Dr. Ciann L. Wilson will give a talk entitled, “Building Black and Indigenous Alliances for Health and Wellbeing” on 5 January 2017 at the Harriet Tubman Institute from 2:30-4:30 p.m.
This presentation begins by contextualizing the history of relationships between African diasporic and Indigenous peoples in the Americas within the Euro-western colonial project. Forced together through the appropriation of land and slavery, the relationships between Indigenous and African diasporic people is complex. Euro-western ideas of racial formation, theological and biological determinism prescribed the subordination of these communities to the status of animalized beings. The results of these similar and yet different forms of colonialism have left African diasporic and Indigenous peoples at risk for poor indicators of health and wellbeing such as HIV prevalence. However, these communities have exhibited tremendous resilience and strength, often leaning upon each other in different ways to navigate and survive white settler society.

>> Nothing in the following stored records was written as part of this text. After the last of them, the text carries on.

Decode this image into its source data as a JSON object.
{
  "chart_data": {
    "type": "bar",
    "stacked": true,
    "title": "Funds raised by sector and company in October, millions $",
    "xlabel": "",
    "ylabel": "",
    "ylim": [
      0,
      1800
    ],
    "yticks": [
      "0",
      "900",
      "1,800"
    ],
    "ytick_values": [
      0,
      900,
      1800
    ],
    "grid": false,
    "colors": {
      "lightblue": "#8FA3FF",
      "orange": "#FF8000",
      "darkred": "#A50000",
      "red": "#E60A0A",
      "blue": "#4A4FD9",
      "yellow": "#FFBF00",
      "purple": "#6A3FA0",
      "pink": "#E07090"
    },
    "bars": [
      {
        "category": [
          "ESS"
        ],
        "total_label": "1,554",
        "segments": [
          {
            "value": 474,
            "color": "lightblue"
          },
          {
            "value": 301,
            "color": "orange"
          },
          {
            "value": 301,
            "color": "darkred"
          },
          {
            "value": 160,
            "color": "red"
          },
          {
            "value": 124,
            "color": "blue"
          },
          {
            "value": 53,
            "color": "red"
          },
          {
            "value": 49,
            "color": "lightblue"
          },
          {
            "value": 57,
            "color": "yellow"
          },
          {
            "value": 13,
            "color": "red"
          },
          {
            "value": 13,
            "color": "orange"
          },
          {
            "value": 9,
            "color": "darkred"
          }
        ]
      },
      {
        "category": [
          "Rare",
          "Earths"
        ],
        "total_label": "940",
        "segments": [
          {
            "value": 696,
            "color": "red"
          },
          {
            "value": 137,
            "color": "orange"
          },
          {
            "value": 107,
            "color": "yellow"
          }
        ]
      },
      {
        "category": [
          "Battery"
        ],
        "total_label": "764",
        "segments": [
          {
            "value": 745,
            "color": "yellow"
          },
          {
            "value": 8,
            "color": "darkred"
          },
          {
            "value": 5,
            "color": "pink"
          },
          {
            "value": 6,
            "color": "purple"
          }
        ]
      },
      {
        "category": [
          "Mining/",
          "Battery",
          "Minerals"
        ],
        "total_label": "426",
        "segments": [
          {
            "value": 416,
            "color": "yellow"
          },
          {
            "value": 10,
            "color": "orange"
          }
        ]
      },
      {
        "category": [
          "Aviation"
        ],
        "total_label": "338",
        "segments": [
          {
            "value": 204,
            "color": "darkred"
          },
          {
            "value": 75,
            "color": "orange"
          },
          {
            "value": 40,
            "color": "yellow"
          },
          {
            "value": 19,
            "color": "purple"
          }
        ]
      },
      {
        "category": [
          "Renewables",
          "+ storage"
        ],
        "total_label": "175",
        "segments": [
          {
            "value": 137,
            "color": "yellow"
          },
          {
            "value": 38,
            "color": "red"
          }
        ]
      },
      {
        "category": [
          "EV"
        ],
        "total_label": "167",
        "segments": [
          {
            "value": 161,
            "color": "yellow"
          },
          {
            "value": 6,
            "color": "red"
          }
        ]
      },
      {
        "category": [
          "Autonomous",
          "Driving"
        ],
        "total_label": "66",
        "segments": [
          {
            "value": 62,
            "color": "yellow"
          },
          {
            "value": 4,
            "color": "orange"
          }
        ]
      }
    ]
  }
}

Tracing the potential for solidarity building in critical resistance movements within and between Indigenous and Black communities, both historically (such as the people power movements of the ’60s and ‘70s) and contemporarily (such as the Idle No More and Black Lives Matter movements), this presentation posits that such alliances are integral for defeating white supremacy; reaffirm Indigenous and African diasporic humanism, health and wellbeing, freedom and possible futures.
Dr. Ciann Wilson is an Assistant Professor in Community Psychology at Laurier. As a result of her lived experience as a racialized woman, her research interests include HIV/AIDS and sexual health research; qualitative, community-based, and Indigenous research approaches; African diasporic and Indigenous community health and wellbeing; and critical race, class and anti-colonial theories.